Friday, March 9, 2018

Daddy

Earlier this week I chatted with my students about an upcoming awards ceremony at school.  They were excited, talking eagerly about what they’d wear and what food would be served afterward.  I agreed with them that I too was excited and looking forward to it.  One of my girls said, “I’m excited because my dad is coming, Ms. Dulion, are you excited because your dad is coming too?”  I smiled and explained that no, my daddy wouldn’t be there but that I looked forward to meeting hers.  What I didn’t tell her was this . . . If I needed him to be there, if I called and asked him to come, and probably, truth be told, if I casually mentioned that it was something important to me, he absolutely would be there – every single time, without question.

A girl never forgets the first man who makes her feel beautiful and loved and cherished and adored.  That’s my Daddy – my very first love and my forever hero.  He set a ridiculously high bar for anyone who dared follow him.  His birthday is today.  My eyes, they’re his – I see him there when I look in the mirror.  My Cooper, I see so much of Daddy in him – from the way he folds his hands together to how big he feels things.  And our eyes?  Coop has them too.  

I hope that we share more than just his eyes – Daddy is steadfast and loyal and kind and giving.  He’s fiercely protective and cannot stand injustice.  He’s often quiet, introspective, and he prefers time with “his people” to that spent in the bustle of a crowd.  He’s happiest at home, the home that he built.  He loves you well and delights in giving gifts (I don’t know that I’ve ever received a flower that made me happier than the “big girl” corsages my daddy used to get me on Easter Sunday).  And there is just nothing better than seeing him get tickled about something and literally laughing until he can’t breathe.  Watching him be a “Papa” to my children makes my heart sing – when I watch him, watching them so proud and absolutely full of love, it’s easy to imagine him watching me exactly that way so many years ago.  And my Mama, gosh! does he love that woman. 

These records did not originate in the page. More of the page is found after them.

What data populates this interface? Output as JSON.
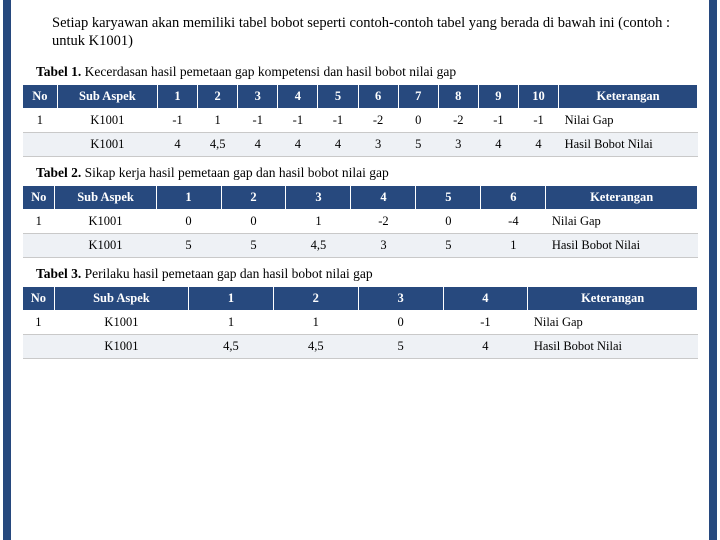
{
  "intro": "Setiap karyawan akan memiliki tabel bobot seperti contoh-contoh tabel yang berada di bawah ini (contoh : untuk K1001)",
  "table1": {
    "caption_bold": "Tabel 1.",
    "caption_rest": " Kecerdasan hasil pemetaan gap kompetensi dan hasil bobot nilai gap",
    "headers": [
      "No",
      "Sub Aspek",
      "1",
      "2",
      "3",
      "4",
      "5",
      "6",
      "7",
      "8",
      "9",
      "10",
      "Keterangan"
    ],
    "rows": [
      [
        "1",
        "K1001",
        "-1",
        "1",
        "-1",
        "-1",
        "-1",
        "-2",
        "0",
        "-2",
        "-1",
        "-1",
        "Nilai Gap"
      ],
      [
        "",
        "K1001",
        "4",
        "4,5",
        "4",
        "4",
        "4",
        "3",
        "5",
        "3",
        "4",
        "4",
        "Hasil Bobot Nilai"
      ]
    ]
  },
  "table2": {
    "caption_bold": "Tabel 2.",
    "caption_rest": " Sikap kerja hasil pemetaan gap dan hasil bobot nilai gap",
    "headers": [
      "No",
      "Sub Aspek",
      "1",
      "2",
      "3",
      "4",
      "5",
      "6",
      "Keterangan"
    ],
    "rows": [
      [
        "1",
        "K1001",
        "0",
        "0",
        "1",
        "-2",
        "0",
        "-4",
        "Nilai Gap"
      ],
      [
        "",
        "K1001",
        "5",
        "5",
        "4,5",
        "3",
        "5",
        "1",
        "Hasil Bobot Nilai"
      ]
    ]
  },
  "table3": {
    "caption_bold": "Tabel 3.",
    "caption_rest": " Perilaku hasil pemetaan gap dan hasil bobot nilai gap",
    "headers": [
      "No",
      "Sub Aspek",
      "1",
      "2",
      "3",
      "4",
      "Keterangan"
    ],
    "rows": [
      [
        "1",
        "K1001",
        "1",
        "1",
        "0",
        "-1",
        "Nilai Gap"
      ],
      [
        "",
        "K1001",
        "4,5",
        "4,5",
        "5",
        "4",
        "Hasil Bobot Nilai"
      ]
    ]
  }
}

I can distinctly remember being a teenager at Wiregrass Commons Mall and DYING in mortification when Daddy wanted me to hold his hand walking IN THE MALL.  The horror!  What if someone saw me?!  How embarrassing.  How completely uncool. . .   I wish I could talk to that silly girl now.  I’d tell her to hold onto that hand just as often and for as long as she possibly could.  To soak in every bit of that love.  To memorize how those stubby fingers felt holding mine – safe and strong and sure.  I’d make sure she knew that she just had no idea what a gift she was given in that daddy of hers. Today is his birthday.  He deserves to be celebrated today and every. single. day.  I won’t make it home to see him today, but if I did, we’d walk around the mall, holding hands.  Happy, happy birthday, Daddy; I’m so glad you’re mine.